3. I coded my algorithm in python. It is available as a Gist.
(Unfortunately I was unable to figure out how to include it as part of a comment.)

As an example, the following code runs the generator with 20 iid bits distributed Bernoulli(0.4), generated from seed 1:

>>> test(.4, 20, 1)
[1, 0, 1, 1, 0, 0, 1, 0, 0, 1, 0, 0]

The output is the 12 bits shown above.

4. Thanks- will look at your code and may email you later.

2. This all sounds nice in theory, but how does it apply to real physical random sources, like the Dice-O-Matic? Maybe some of the papers looked complicated, because they just tackled the real physical situation head-on, instead of hiding behind convenient idealizations?

How would you post process the output of the Dice-O-Matic? How would you describe what you can achieve (assuming that perfectly unbiased output is not possible)? Can you prove that achieving perfectly unbiased output is not possible, no matter how you post process the output of the Dice-O-Matic?

3. I don't know exactly what you're looking for, but here's one approach. Break your bitstream into blocks of (say) 7. Now, suppose you get 4 0's and 3 1's. There are binomial(7,4)=35 ways of doing this. Choose 3 of these ways to throw out; the other 32 give you 5 bits. Now, suppose you get 5 0's and 2 1's. There are binomial(7,2)=21 ways of doing this. Choose 5 of these to throw out and use the others to get 4 bits. If the probability of a head is roughly 1/2, you roughly get .517 bits/coin flip. This is only slightly better than your first method, but the reason is that you're using 35 possibilities to get 32 random bits, and throwing away the other 3 possibilities. You can use them.

4. THANKS!
We want to get truly random bits even if the original source is very
biased (but independent). Does yours do that, or can it be modified
to do that? I'm thinking no and yes.

5. Hi Bill,
Mine should give truly random bits even if the original source is very biased (but independent). Whether it gives more bits than your easy protocol is another question. It can certainly be modified to do that using ideas from arithmetic coding, but I don't know whether there's an intermediate-level way of doing this without introducing a large amount of information theory for background.

Anyway, in my protocol, if you get 4 0's and 3 1's, you add 5 bits. You add all possible sequences of 5 bits with equal probability, so each of these added bits has an equal probability of being a 0 or a 1. Similarly for any other numbers of 0's and 1's.

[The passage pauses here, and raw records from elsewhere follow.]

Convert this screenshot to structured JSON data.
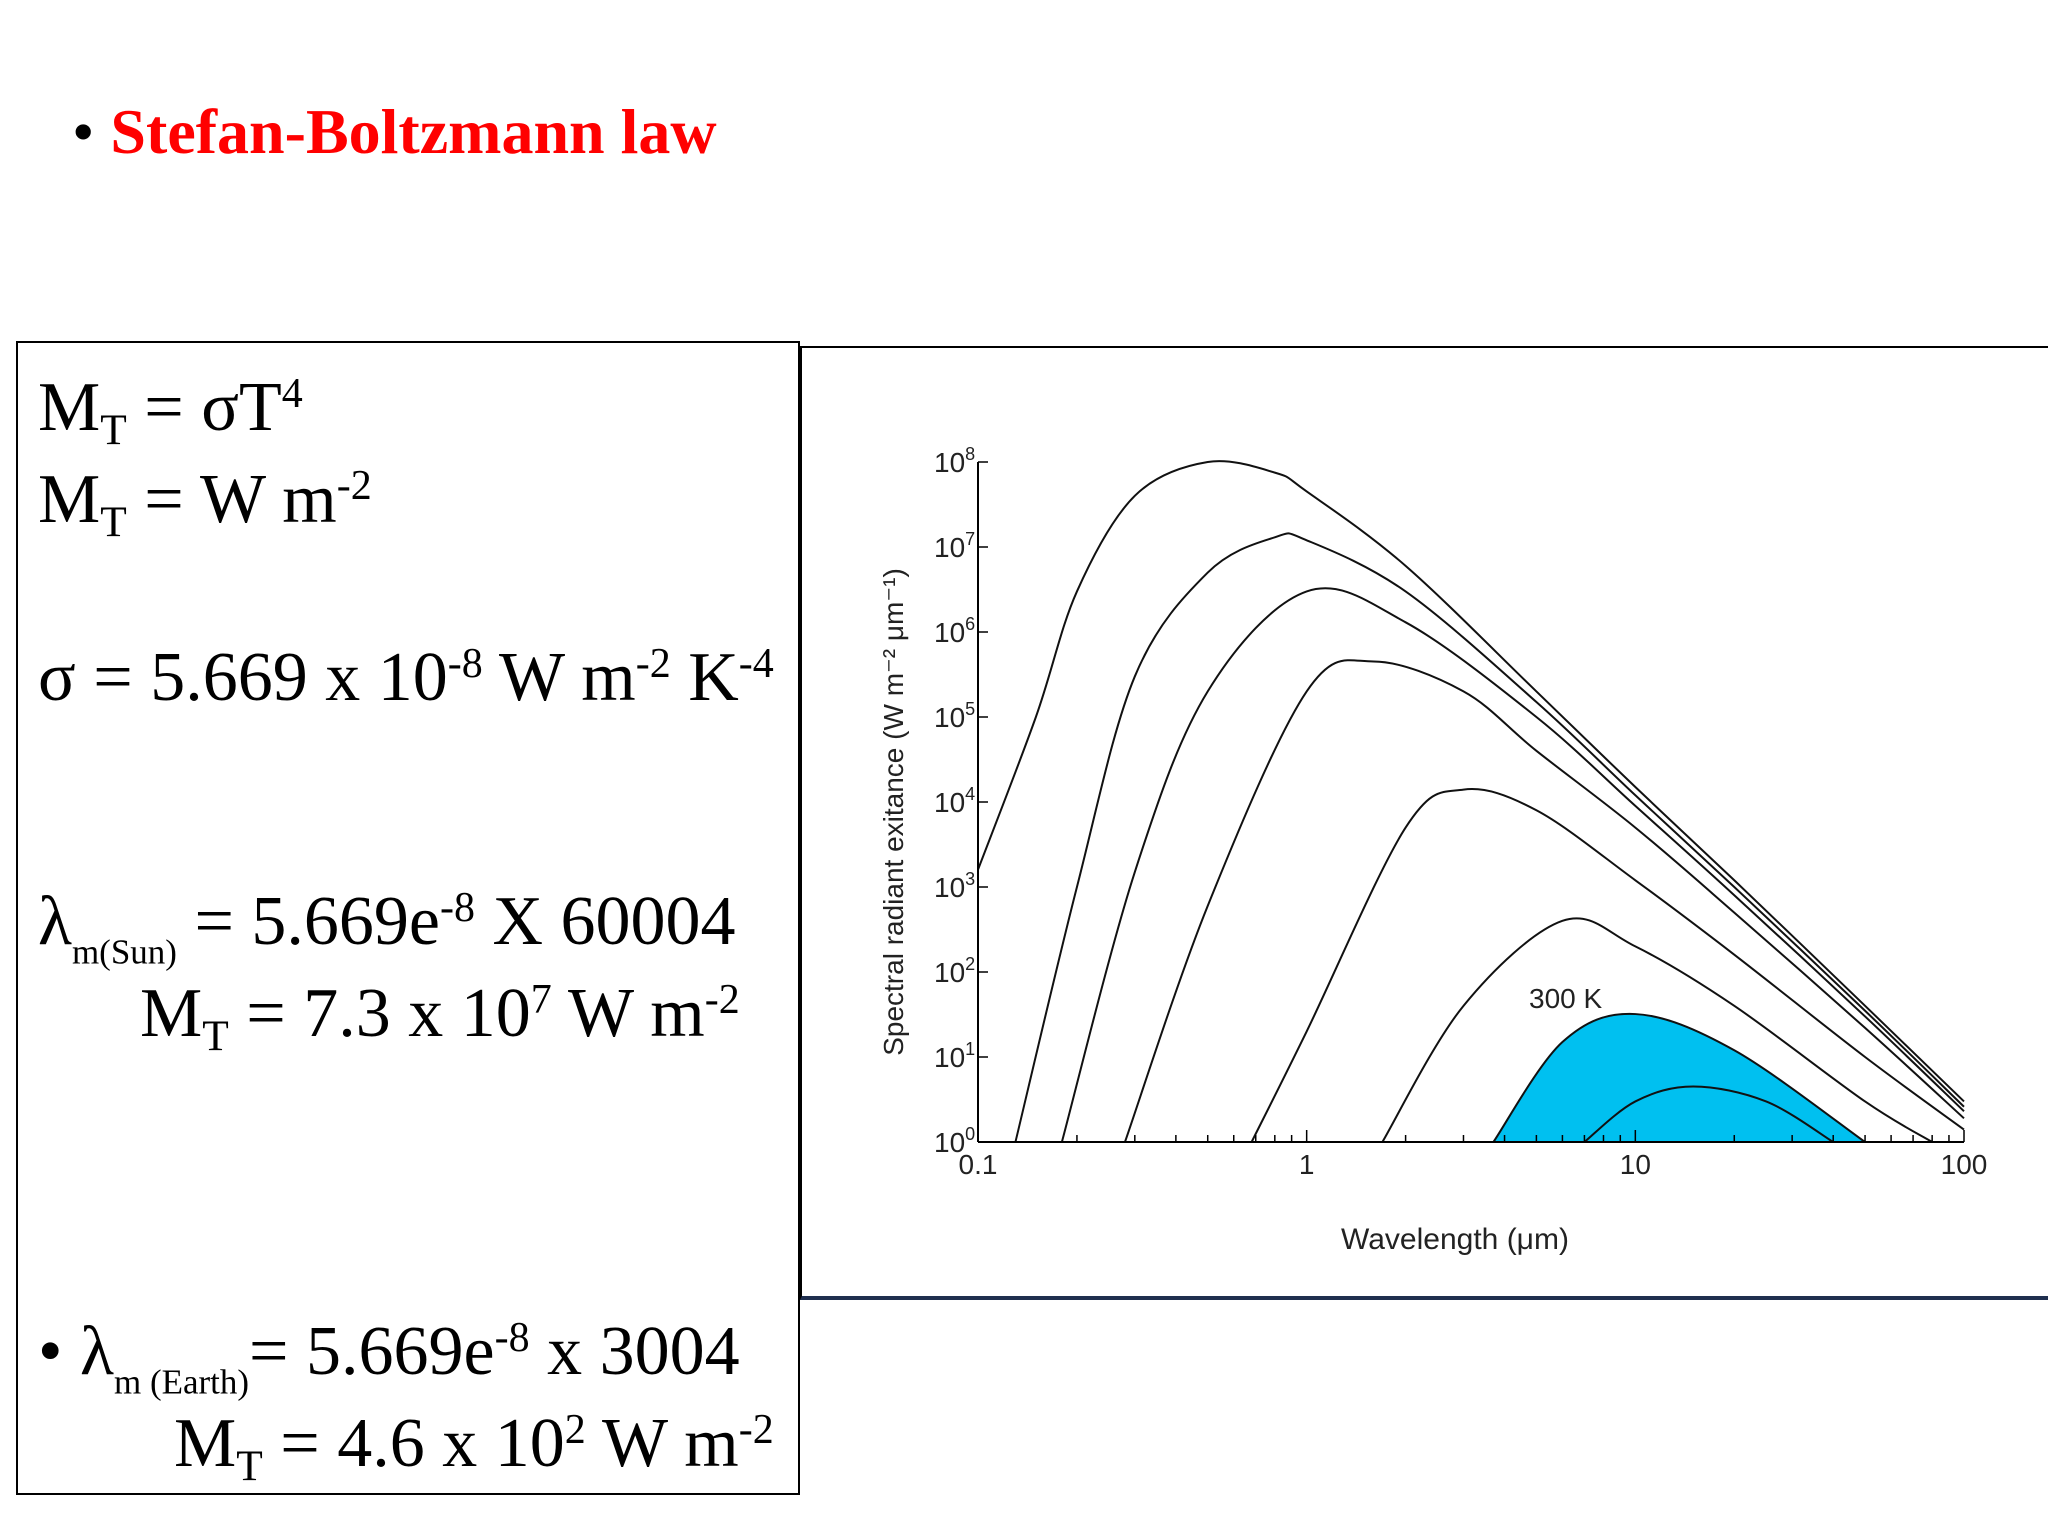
{
  "heading": {
    "bullet": "•",
    "title": "Stefan-Boltzmann law"
  },
  "equations": {
    "e1": {
      "m": "M",
      "sub": "T",
      "eq": " = σT",
      "sup": "4"
    },
    "e2": {
      "m": "M",
      "sub": "T",
      "eq": " = W m",
      "sup": "-2"
    },
    "e3": {
      "pre": "σ = 5.669 x 10",
      "sup1": "-8",
      "mid": " W m",
      "sup2": "-2",
      "mid2": " K",
      "sup3": "-4"
    },
    "sun1": {
      "lam": "λ",
      "sub": "m(Sun)",
      "pre": " = 5.669e",
      "sup": "-8",
      "post": " X 60004"
    },
    "sun2": {
      "m": "M",
      "sub": "T",
      "pre": " = 7.3 x 10",
      "sup1": "7",
      "mid": " W m",
      "sup2": "-2"
    },
    "earth1": {
      "bullet": "•",
      "lam": "λ",
      "sub": "m (Earth)",
      "pre": "= 5.669e",
      "sup": "-8",
      "post": " x 3004"
    },
    "earth2": {
      "m": "M",
      "sub": "T",
      "pre": " = 4.6 x 10",
      "sup1": "2",
      "mid": " W m",
      "sup2": "-2"
    }
  },
  "chart_data": {
    "type": "line",
    "xlabel": "Wavelength (μm)",
    "ylabel": "Spectral radiant exitance (W m⁻² μm⁻¹)",
    "x_scale": "log",
    "y_scale": "log",
    "xlim": [
      0.1,
      100
    ],
    "ylim": [
      1,
      100000000
    ],
    "x_ticks": [
      "0.1",
      "1",
      "10",
      "100"
    ],
    "y_ticks": [
      {
        "base": "10",
        "exp": "0"
      },
      {
        "base": "10",
        "exp": "1"
      },
      {
        "base": "10",
        "exp": "2"
      },
      {
        "base": "10",
        "exp": "3"
      },
      {
        "base": "10",
        "exp": "4"
      },
      {
        "base": "10",
        "exp": "5"
      },
      {
        "base": "10",
        "exp": "6"
      },
      {
        "base": "10",
        "exp": "7"
      },
      {
        "base": "10",
        "exp": "8"
      }
    ],
    "annotation": "300 K",
    "fill_color": "#00c0f0",
    "series": [
      {
        "x": [
          0.1,
          0.15,
          0.2,
          0.3,
          0.5,
          0.8,
          1,
          2,
          5,
          10,
          20,
          50,
          100
        ],
        "y": [
          1600,
          100000,
          3000000,
          40000000,
          100000000,
          75000000,
          45000000,
          6000000,
          200000,
          15000,
          1200,
          40,
          3
        ]
      },
      {
        "x": [
          0.13,
          0.2,
          0.3,
          0.5,
          0.8,
          1,
          2,
          5,
          10,
          20,
          50,
          100
        ],
        "y": [
          1,
          1000,
          300000,
          5000000,
          13000000,
          12000000,
          3000000,
          150000,
          12000,
          1000,
          35,
          2.6
        ]
      },
      {
        "x": [
          0.18,
          0.3,
          0.5,
          1,
          2,
          5,
          10,
          20,
          50,
          100
        ],
        "y": [
          1,
          1500,
          200000,
          3000000,
          1300000,
          100000,
          9000,
          800,
          30,
          2.3
        ]
      },
      {
        "x": [
          0.28,
          0.5,
          1,
          1.6,
          3,
          5,
          10,
          20,
          50,
          100
        ],
        "y": [
          1,
          600,
          200000,
          450000,
          200000,
          40000,
          5000,
          500,
          22,
          1.9
        ]
      },
      {
        "x": [
          0.68,
          1,
          2,
          3,
          5,
          10,
          20,
          50,
          100
        ],
        "y": [
          1,
          20,
          5000,
          14000,
          8000,
          1200,
          160,
          10,
          1.4
        ]
      },
      {
        "x": [
          1.7,
          3,
          6,
          10,
          20,
          50,
          80
        ],
        "y": [
          1,
          40,
          400,
          200,
          40,
          3,
          1
        ]
      },
      {
        "x": [
          3.7,
          6,
          10,
          20,
          50
        ],
        "y": [
          1,
          15,
          32,
          12,
          1
        ],
        "filled": true,
        "name": "300 K"
      },
      {
        "x": [
          7,
          10,
          15,
          25,
          40
        ],
        "y": [
          1,
          3,
          4.5,
          3,
          1
        ],
        "filled": true
      }
    ]
  }
}
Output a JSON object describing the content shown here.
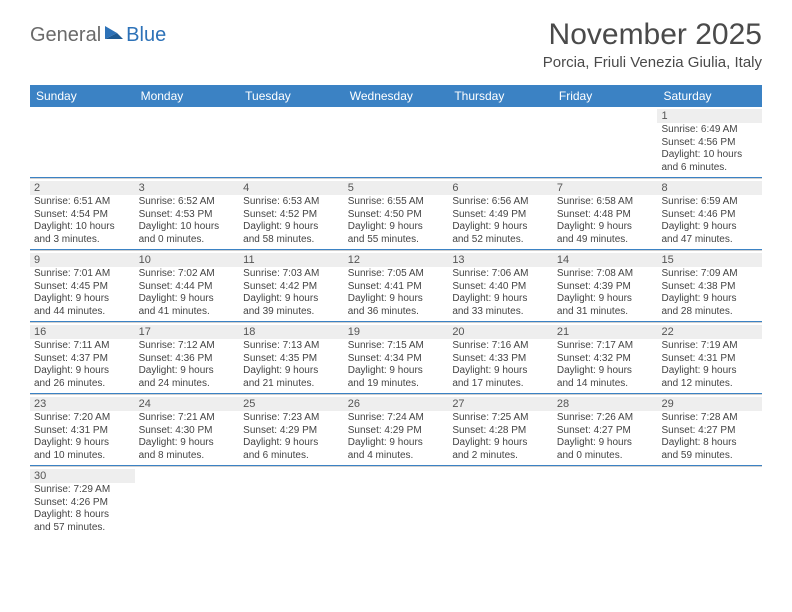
{
  "logo": {
    "general": "General",
    "blue": "Blue"
  },
  "title": "November 2025",
  "location": "Porcia, Friuli Venezia Giulia, Italy",
  "colors": {
    "header_bg": "#3b82c4",
    "header_text": "#ffffff",
    "row_divider": "#3b82c4",
    "daynum_bg": "#eeeeee",
    "text": "#444444"
  },
  "days_of_week": [
    "Sunday",
    "Monday",
    "Tuesday",
    "Wednesday",
    "Thursday",
    "Friday",
    "Saturday"
  ],
  "weeks": [
    [
      {
        "n": "",
        "sr": "",
        "ss": "",
        "dl1": "",
        "dl2": "",
        "empty": true
      },
      {
        "n": "",
        "sr": "",
        "ss": "",
        "dl1": "",
        "dl2": "",
        "empty": true
      },
      {
        "n": "",
        "sr": "",
        "ss": "",
        "dl1": "",
        "dl2": "",
        "empty": true
      },
      {
        "n": "",
        "sr": "",
        "ss": "",
        "dl1": "",
        "dl2": "",
        "empty": true
      },
      {
        "n": "",
        "sr": "",
        "ss": "",
        "dl1": "",
        "dl2": "",
        "empty": true
      },
      {
        "n": "",
        "sr": "",
        "ss": "",
        "dl1": "",
        "dl2": "",
        "empty": true
      },
      {
        "n": "1",
        "sr": "Sunrise: 6:49 AM",
        "ss": "Sunset: 4:56 PM",
        "dl1": "Daylight: 10 hours",
        "dl2": "and 6 minutes."
      }
    ],
    [
      {
        "n": "2",
        "sr": "Sunrise: 6:51 AM",
        "ss": "Sunset: 4:54 PM",
        "dl1": "Daylight: 10 hours",
        "dl2": "and 3 minutes."
      },
      {
        "n": "3",
        "sr": "Sunrise: 6:52 AM",
        "ss": "Sunset: 4:53 PM",
        "dl1": "Daylight: 10 hours",
        "dl2": "and 0 minutes."
      },
      {
        "n": "4",
        "sr": "Sunrise: 6:53 AM",
        "ss": "Sunset: 4:52 PM",
        "dl1": "Daylight: 9 hours",
        "dl2": "and 58 minutes."
      },
      {
        "n": "5",
        "sr": "Sunrise: 6:55 AM",
        "ss": "Sunset: 4:50 PM",
        "dl1": "Daylight: 9 hours",
        "dl2": "and 55 minutes."
      },
      {
        "n": "6",
        "sr": "Sunrise: 6:56 AM",
        "ss": "Sunset: 4:49 PM",
        "dl1": "Daylight: 9 hours",
        "dl2": "and 52 minutes."
      },
      {
        "n": "7",
        "sr": "Sunrise: 6:58 AM",
        "ss": "Sunset: 4:48 PM",
        "dl1": "Daylight: 9 hours",
        "dl2": "and 49 minutes."
      },
      {
        "n": "8",
        "sr": "Sunrise: 6:59 AM",
        "ss": "Sunset: 4:46 PM",
        "dl1": "Daylight: 9 hours",
        "dl2": "and 47 minutes."
      }
    ],
    [
      {
        "n": "9",
        "sr": "Sunrise: 7:01 AM",
        "ss": "Sunset: 4:45 PM",
        "dl1": "Daylight: 9 hours",
        "dl2": "and 44 minutes."
      },
      {
        "n": "10",
        "sr": "Sunrise: 7:02 AM",
        "ss": "Sunset: 4:44 PM",
        "dl1": "Daylight: 9 hours",
        "dl2": "and 41 minutes."
      },
      {
        "n": "11",
        "sr": "Sunrise: 7:03 AM",
        "ss": "Sunset: 4:42 PM",
        "dl1": "Daylight: 9 hours",
        "dl2": "and 39 minutes."
      },
      {
        "n": "12",
        "sr": "Sunrise: 7:05 AM",
        "ss": "Sunset: 4:41 PM",
        "dl1": "Daylight: 9 hours",
        "dl2": "and 36 minutes."
      },
      {
        "n": "13",
        "sr": "Sunrise: 7:06 AM",
        "ss": "Sunset: 4:40 PM",
        "dl1": "Daylight: 9 hours",
        "dl2": "and 33 minutes."
      },
      {
        "n": "14",
        "sr": "Sunrise: 7:08 AM",
        "ss": "Sunset: 4:39 PM",
        "dl1": "Daylight: 9 hours",
        "dl2": "and 31 minutes."
      },
      {
        "n": "15",
        "sr": "Sunrise: 7:09 AM",
        "ss": "Sunset: 4:38 PM",
        "dl1": "Daylight: 9 hours",
        "dl2": "and 28 minutes."
      }
    ],
    [
      {
        "n": "16",
        "sr": "Sunrise: 7:11 AM",
        "ss": "Sunset: 4:37 PM",
        "dl1": "Daylight: 9 hours",
        "dl2": "and 26 minutes."
      },
      {
        "n": "17",
        "sr": "Sunrise: 7:12 AM",
        "ss": "Sunset: 4:36 PM",
        "dl1": "Daylight: 9 hours",
        "dl2": "and 24 minutes."
      },
      {
        "n": "18",
        "sr": "Sunrise: 7:13 AM",
        "ss": "Sunset: 4:35 PM",
        "dl1": "Daylight: 9 hours",
        "dl2": "and 21 minutes."
      },
      {
        "n": "19",
        "sr": "Sunrise: 7:15 AM",
        "ss": "Sunset: 4:34 PM",
        "dl1": "Daylight: 9 hours",
        "dl2": "and 19 minutes."
      },
      {
        "n": "20",
        "sr": "Sunrise: 7:16 AM",
        "ss": "Sunset: 4:33 PM",
        "dl1": "Daylight: 9 hours",
        "dl2": "and 17 minutes."
      },
      {
        "n": "21",
        "sr": "Sunrise: 7:17 AM",
        "ss": "Sunset: 4:32 PM",
        "dl1": "Daylight: 9 hours",
        "dl2": "and 14 minutes."
      },
      {
        "n": "22",
        "sr": "Sunrise: 7:19 AM",
        "ss": "Sunset: 4:31 PM",
        "dl1": "Daylight: 9 hours",
        "dl2": "and 12 minutes."
      }
    ],
    [
      {
        "n": "23",
        "sr": "Sunrise: 7:20 AM",
        "ss": "Sunset: 4:31 PM",
        "dl1": "Daylight: 9 hours",
        "dl2": "and 10 minutes."
      },
      {
        "n": "24",
        "sr": "Sunrise: 7:21 AM",
        "ss": "Sunset: 4:30 PM",
        "dl1": "Daylight: 9 hours",
        "dl2": "and 8 minutes."
      },
      {
        "n": "25",
        "sr": "Sunrise: 7:23 AM",
        "ss": "Sunset: 4:29 PM",
        "dl1": "Daylight: 9 hours",
        "dl2": "and 6 minutes."
      },
      {
        "n": "26",
        "sr": "Sunrise: 7:24 AM",
        "ss": "Sunset: 4:29 PM",
        "dl1": "Daylight: 9 hours",
        "dl2": "and 4 minutes."
      },
      {
        "n": "27",
        "sr": "Sunrise: 7:25 AM",
        "ss": "Sunset: 4:28 PM",
        "dl1": "Daylight: 9 hours",
        "dl2": "and 2 minutes."
      },
      {
        "n": "28",
        "sr": "Sunrise: 7:26 AM",
        "ss": "Sunset: 4:27 PM",
        "dl1": "Daylight: 9 hours",
        "dl2": "and 0 minutes."
      },
      {
        "n": "29",
        "sr": "Sunrise: 7:28 AM",
        "ss": "Sunset: 4:27 PM",
        "dl1": "Daylight: 8 hours",
        "dl2": "and 59 minutes."
      }
    ],
    [
      {
        "n": "30",
        "sr": "Sunrise: 7:29 AM",
        "ss": "Sunset: 4:26 PM",
        "dl1": "Daylight: 8 hours",
        "dl2": "and 57 minutes."
      },
      {
        "n": "",
        "sr": "",
        "ss": "",
        "dl1": "",
        "dl2": "",
        "empty": true
      },
      {
        "n": "",
        "sr": "",
        "ss": "",
        "dl1": "",
        "dl2": "",
        "empty": true
      },
      {
        "n": "",
        "sr": "",
        "ss": "",
        "dl1": "",
        "dl2": "",
        "empty": true
      },
      {
        "n": "",
        "sr": "",
        "ss": "",
        "dl1": "",
        "dl2": "",
        "empty": true
      },
      {
        "n": "",
        "sr": "",
        "ss": "",
        "dl1": "",
        "dl2": "",
        "empty": true
      },
      {
        "n": "",
        "sr": "",
        "ss": "",
        "dl1": "",
        "dl2": "",
        "empty": true
      }
    ]
  ]
}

6. How do you use the other 3 possibilities? Lets say these are 1110000, 1101000, 1100100. If you get the first one, add the bit 0 to your string. If you get the second, add the bit 1 to your string. And if you get the third, do nothing. This still gives each bit an equal probability of being 0 and 1. This technique gives you .544 bits/coin flip. You can use a modification of this similar to arithmetic coding to get .628 bits/coin flip. And making the length of the blocks go to infinity should make the efficiency go to 1 bit/coin flip.

7. More generally, if m = 2^a_1 + ... + 2^a_k is the binary expansion of n, then you can partition {1,...,m} into parts of sizes 2^a_1, ..., 2^a_k, and extract a_i bits from the i'th part.
The expected number of bits you extract in this way (for a random point in {1,...,m}) is log m - O(1) (in fact, the best constant is log(7)-10/7).
If you toss a p-biased coin n times, then you see roughly np ones. The corresponding binomial coefficient m = binomial(n,np) satisfies log m = h(p) n - O(log n). More generally, if k ~ Bin(n,p), then E[log m] = h(p) n - o(n). Therefore this strategy reaches the entropy in expectation.
To get an asymptotic rate of h(p) with high probability, it suffices to partition the input into omega(1) parts of size omega(1).